For many companies, we won’t have enough meaningful historical data to make a good inference about whether sales will tend to keep trending in the same direction, or whether they’re more likely to bounce back in the opposite direction. It is therefore important to supplement or replace any statistical analysis with the insight that we can get some rules of thumb that help us determine whether a sales surprise is indicative of a change in trend or just noise. Some of the rules of thumb I find useful are:

  • Sales surprises are more likely to be noise for companies with lumpy sales (e.g. construction companies, to use an extreme example).
  • Sales surprises are most likely to represent change in trends for companies that get most of their revenue from subscriptions or other regularly recurring revenue from the same customers. If a company gains a new subscriber half-way through the quarter, then they’ll get one and a half months of revenue from the subscriber in that quarter, followed by 3 months of revenue in the next quarter, thereby continuing the upward trend in revenues.
  • Sales increases due to market share gains often persist in the same direction for much longer than changes due to the economic cycle. For example, consider the fashion industry, where aggregate sales can rise and fall from one year to the next, but individual retailers can steadily gain (or lose) market share over the course of a decade.
  • Sales have a greater tendency to trend for rapidly growing businesses than for businesses that are growing more in line with GDP. For example, with the cloud services businesses of Amazon’s AWS and Microsoft’s Azure, there is a strong tendency for growth in one quarter to be followed by similar growth in the following quarter.
  • Company management will often call out one-off factors that they believe have affected the results, and it is important to consider these factors. However, this should not be done blindly, as company management are far more likely to look for excuses when they deliver poor results than to highlight any tailwinds that helped them deliver better-than-expected results.

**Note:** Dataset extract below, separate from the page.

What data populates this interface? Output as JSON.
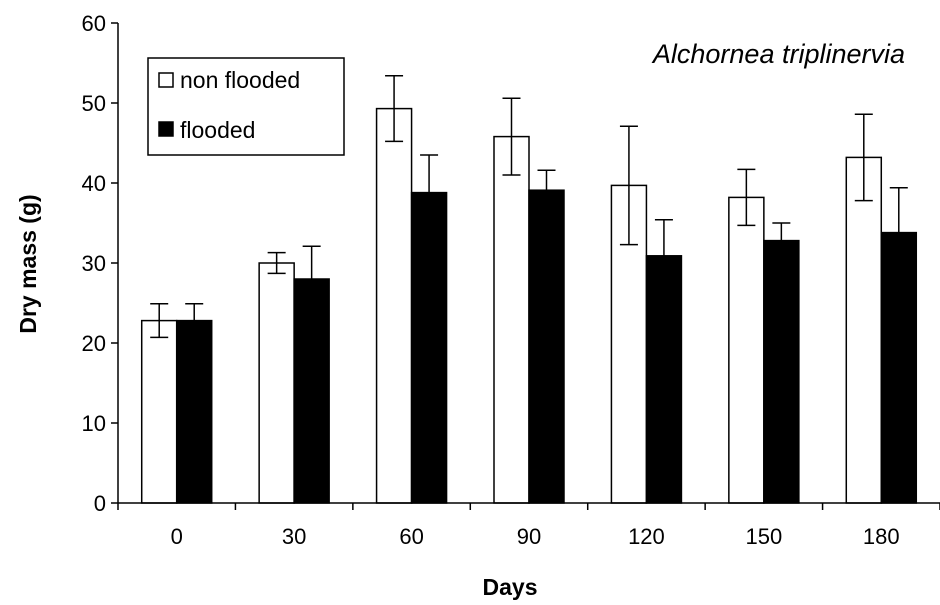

Separating the trend from the noise in company results involves both art and science. It is important to think carefully about what the results are really telling you and avoid jumping to conclusions too early. 

Nicholas Bagnall is Chief Investment Officer of Te Ahumairangi Investment Management

Disclaimer: This article is for informational purposes only and is not, nor should be construed as, investment advice for any person. The writer is a director and shareholder of Te Ahumairangi Investment Management Limited, and an investor in the Te Ahumairangi Global Equity Fund. Te Ahumairangi manages client portfolios (including the Te Ahumairangi Global Equity Fund) that invest in global equity markets. These portfolios hold shares in Walmart, which is discussed in this article.